The Supreme Court has asked the Ministry of Health and Family Welfare to set up a nodal agency to help ensure search engines do not show commercial advertisements or research material on sex determination tests online, reports the Barandbench. Interestingly, the SC has also asked the search engines, Google, Yahoo and Microsoft, to block research material as well as advertisements related to sex determination.
The counsels for the search engines argued that the term advertisement should only be considered in the commercial sense, and that search engine results do not count as ads, and a blanket ban would lead to blocking other information as well. However, the court said that the companies cannot act as a ‘catalyst’ for declining sex ratio in the country.
The nodal agency will essentially act as a reporting center, where users will be able to report websites or links that display information about sex determination. The agency will then alert search engines and give them 36 hours for blocking the content. It’s not clear if users will be able to report via a hotline or an online mechanism or both. The current order is an interim order till the 17th of February, when the matter will be next considered.
Note that this isn’t the first time that the judiciary has asked search engines to delist sex determination ads or content. In September this year, the Supreme court asked Google, Microsoft and Yahoo to develop a method to auto-block both existing ads and ads that might appear in the future.The court had previously directed the search engines to not show any pre-natal sex determination test ads in their search results in an interim order in January 2015, and were called out for not complying with the order in July this year.

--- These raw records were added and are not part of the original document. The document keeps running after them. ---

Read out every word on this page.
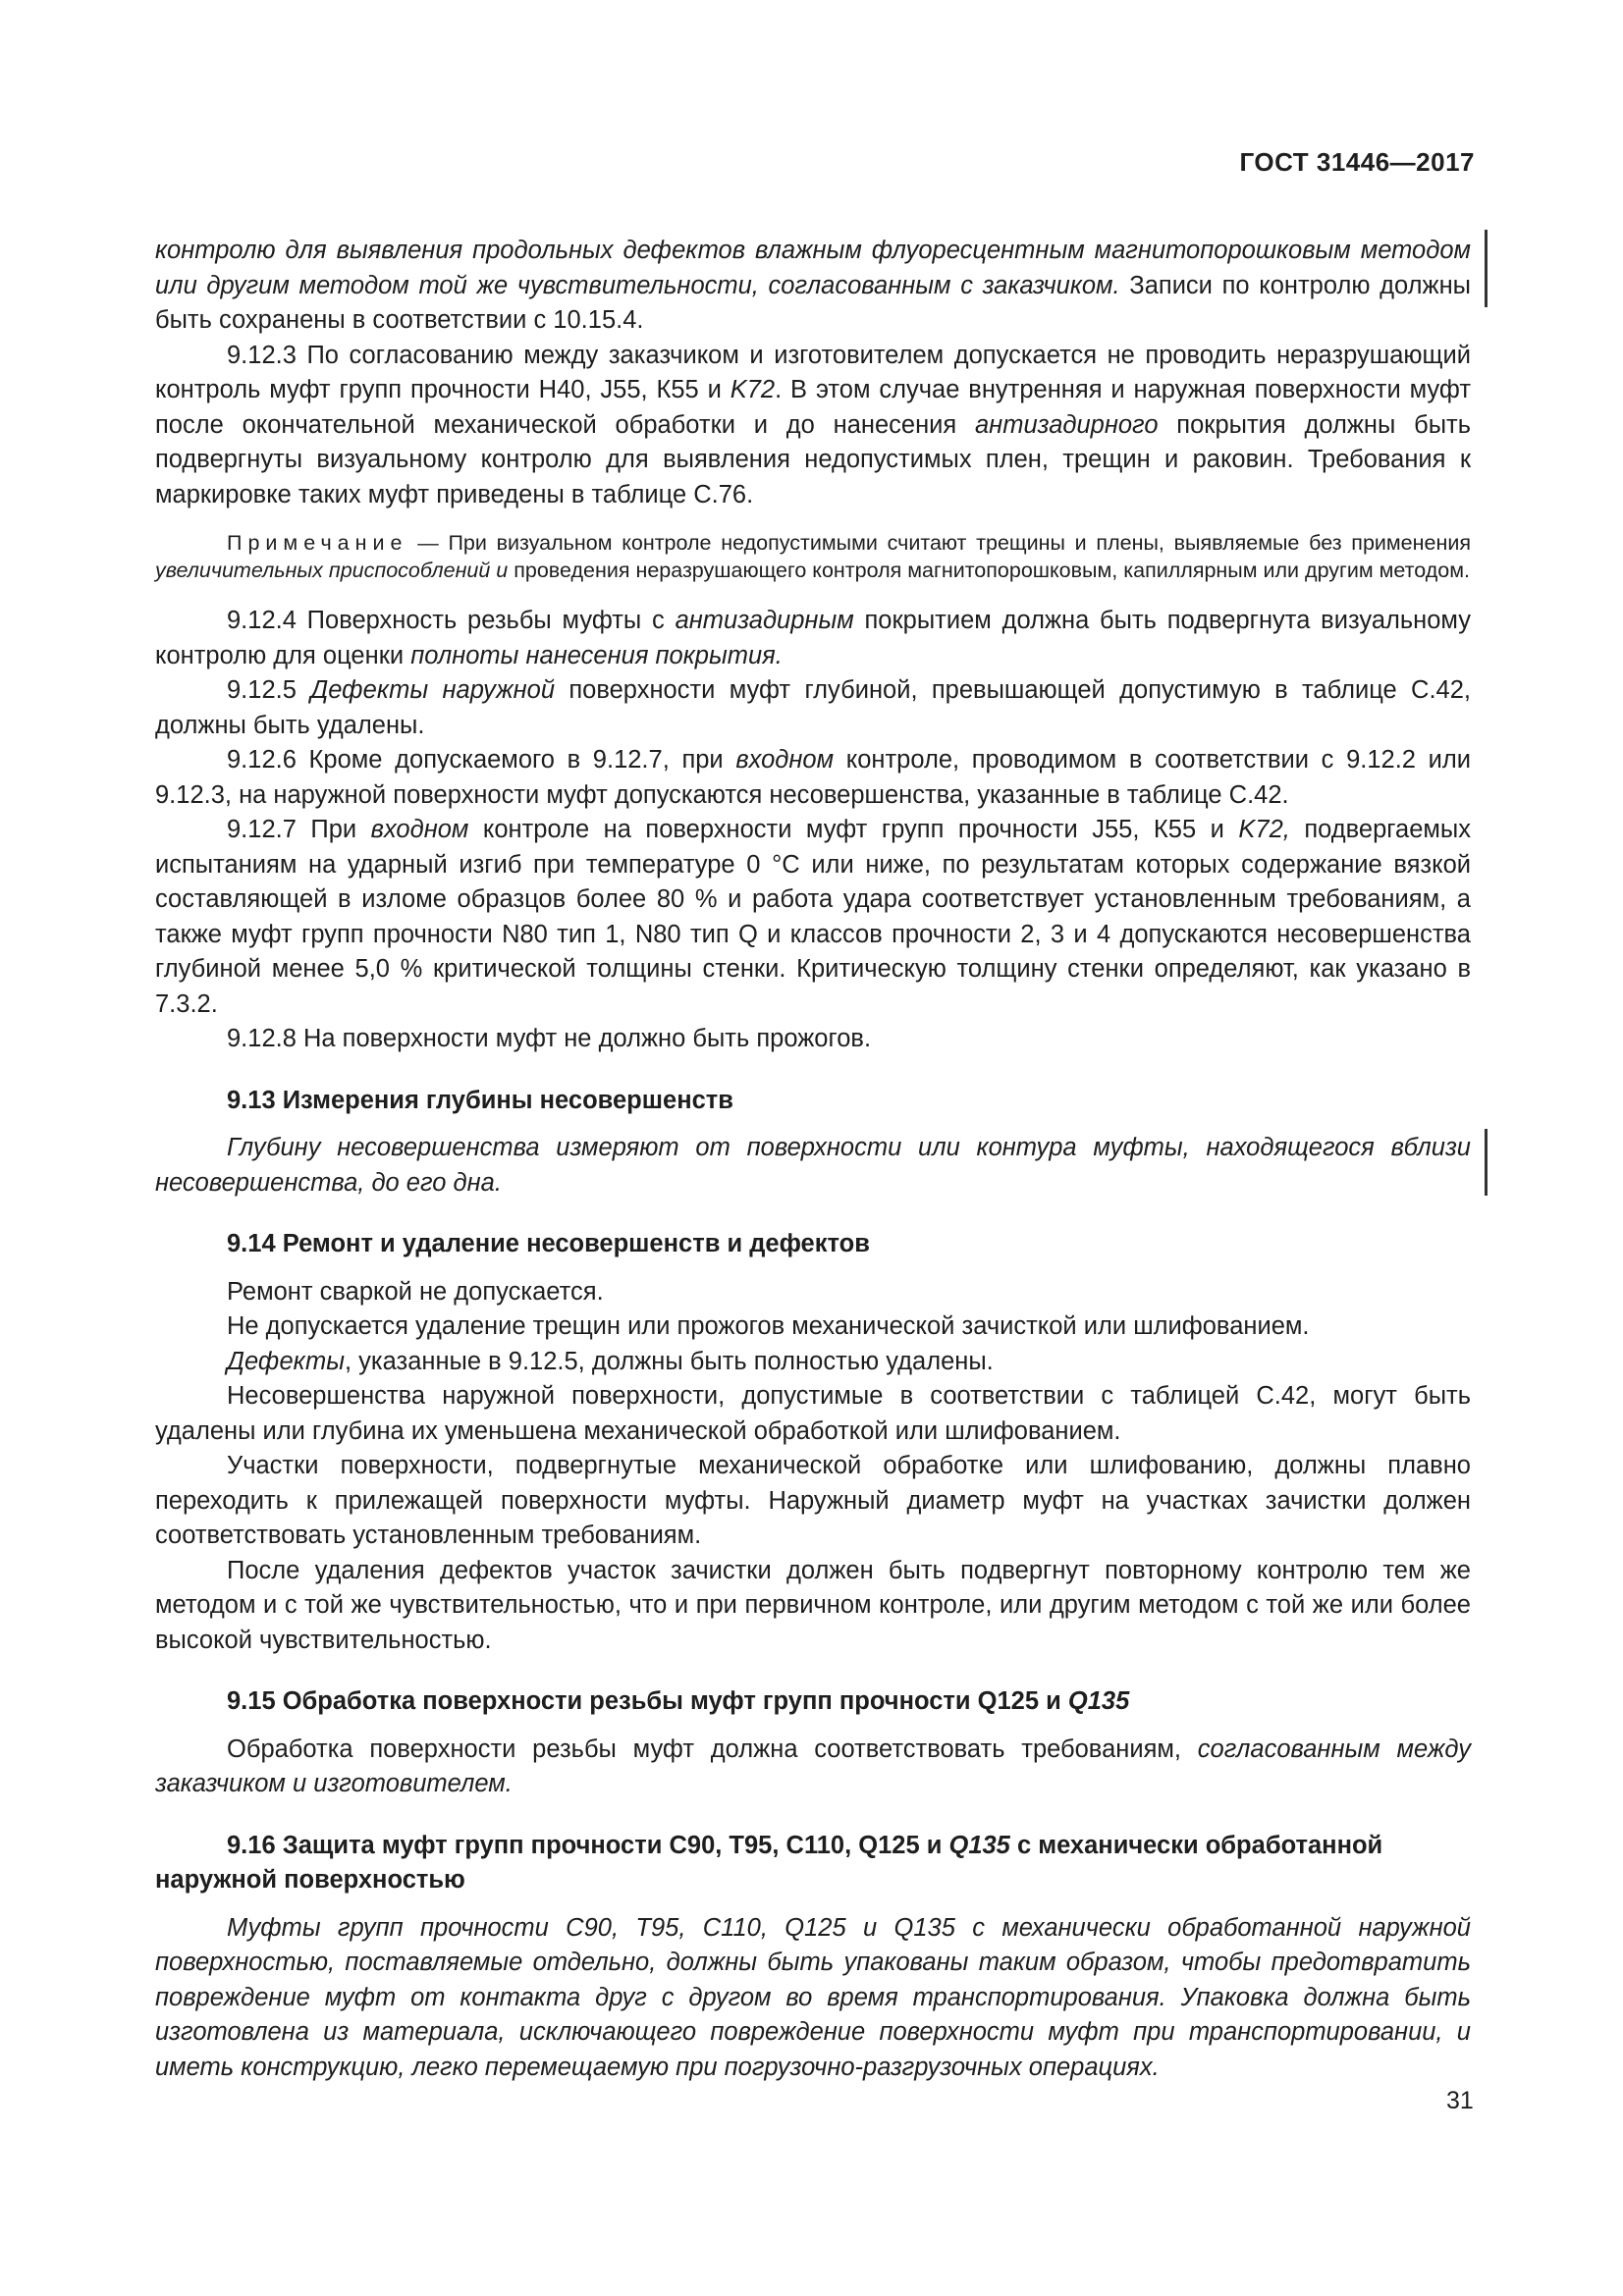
ГОСТ 31446—2017

контролю для выявления продольных дефектов влажным флуоресцентным магнитопорошковым методом или другим методом той же чувствительности, согласованным с заказчиком. Записи по контролю должны быть сохранены в соответствии с 10.15.4.

9.12.3 По согласованию между заказчиком и изготовителем допускается не проводить неразрушающий контроль муфт групп прочности Н40, J55, К55 и K72. В этом случае внутренняя и наружная поверхности муфт после окончательной механической обработки и до нанесения антизадирного покрытия должны быть подвергнуты визуальному контролю для выявления недопустимых плен, трещин и раковин. Требования к маркировке таких муфт приведены в таблице С.76.

Примечание — При визуальном контроле недопустимыми считают трещины и плены, выявляемые без применения увеличительных приспособлений и проведения неразрушающего контроля магнитопорошковым, капиллярным или другим методом.

9.12.4 Поверхность резьбы муфты с антизадирным покрытием должна быть подвергнута визуальному контролю для оценки полноты нанесения покрытия.

9.12.5 Дефекты наружной поверхности муфт глубиной, превышающей допустимую в таблице С.42, должны быть удалены.

9.12.6 Кроме допускаемого в 9.12.7, при входном контроле, проводимом в соответствии с 9.12.2 или 9.12.3, на наружной поверхности муфт допускаются несовершенства, указанные в таблице С.42.

9.12.7 При входном контроле на поверхности муфт групп прочности J55, К55 и K72, подвергаемых испытаниям на ударный изгиб при температуре 0 °С или ниже, по результатам которых содержание вязкой составляющей в изломе образцов более 80 % и работа удара соответствует установленным требованиям, а также муфт групп прочности N80 тип 1, N80 тип Q и классов прочности 2, 3 и 4 допускаются несовершенства глубиной менее 5,0 % критической толщины стенки. Критическую толщину стенки определяют, как указано в 7.3.2.

9.12.8 На поверхности муфт не должно быть прожогов.

9.13 Измерения глубины несовершенств

Глубину несовершенства измеряют от поверхности или контура муфты, находящегося вблизи несовершенства, до его дна.

9.14 Ремонт и удаление несовершенств и дефектов

Ремонт сваркой не допускается.

Не допускается удаление трещин или прожогов механической зачисткой или шлифованием.

Дефекты, указанные в 9.12.5, должны быть полностью удалены.

Несовершенства наружной поверхности, допустимые в соответствии с таблицей С.42, могут быть удалены или глубина их уменьшена механической обработкой или шлифованием.

Участки поверхности, подвергнутые механической обработке или шлифованию, должны плавно переходить к прилежащей поверхности муфты. Наружный диаметр муфт на участках зачистки должен соответствовать установленным требованиям.

После удаления дефектов участок зачистки должен быть подвергнут повторному контролю тем же методом и с той же чувствительностью, что и при первичном контроле, или другим методом с той же или более высокой чувствительностью.

9.15 Обработка поверхности резьбы муфт групп прочности Q125 и Q135

Обработка поверхности резьбы муфт должна соответствовать требованиям, согласованным между заказчиком и изготовителем.

9.16 Защита муфт групп прочности С90, Т95, С110, Q125 и Q135 с механически обработанной наружной поверхностью

Муфты групп прочности С90, Т95, С110, Q125 и Q135 с механически обработанной наружной поверхностью, поставляемые отдельно, должны быть упакованы таким образом, чтобы предотвратить повреждение муфт от контакта друг с другом во время транспортирования. Упаковка должна быть изготовлена из материала, исключающего повреждение поверхности муфт при транспортировании, и иметь конструкцию, легко перемещаемую при погрузочно-разгрузочных операциях.

31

The law: According to the prohibition of sex selection Act, any person who puts an advertisement for prenatal and preconception sex determination facilities in the form of a notice, circular, label, wrapper or any document through media in electronic or print form can be imprisoned for up to three years and fined Rs 10,000. (PDF here)
MediaNama’s take (Nikhil adds)
This isn’t going to be easy. There are billions of pages online, and search engines can be fooled into surfacing ads that are for sex determination. Often, because of the scale of digital advertising, and the fact that it is a plug-and-play kind of a model for online advertising, it will be difficult for platforms to filter out specific advertisements. One plausible solution for the court would have been, because the platforms would have details of a payment mechanism, is for the nodal agency to collect information about the advertiser from the platform, and take action against them. Follow the money.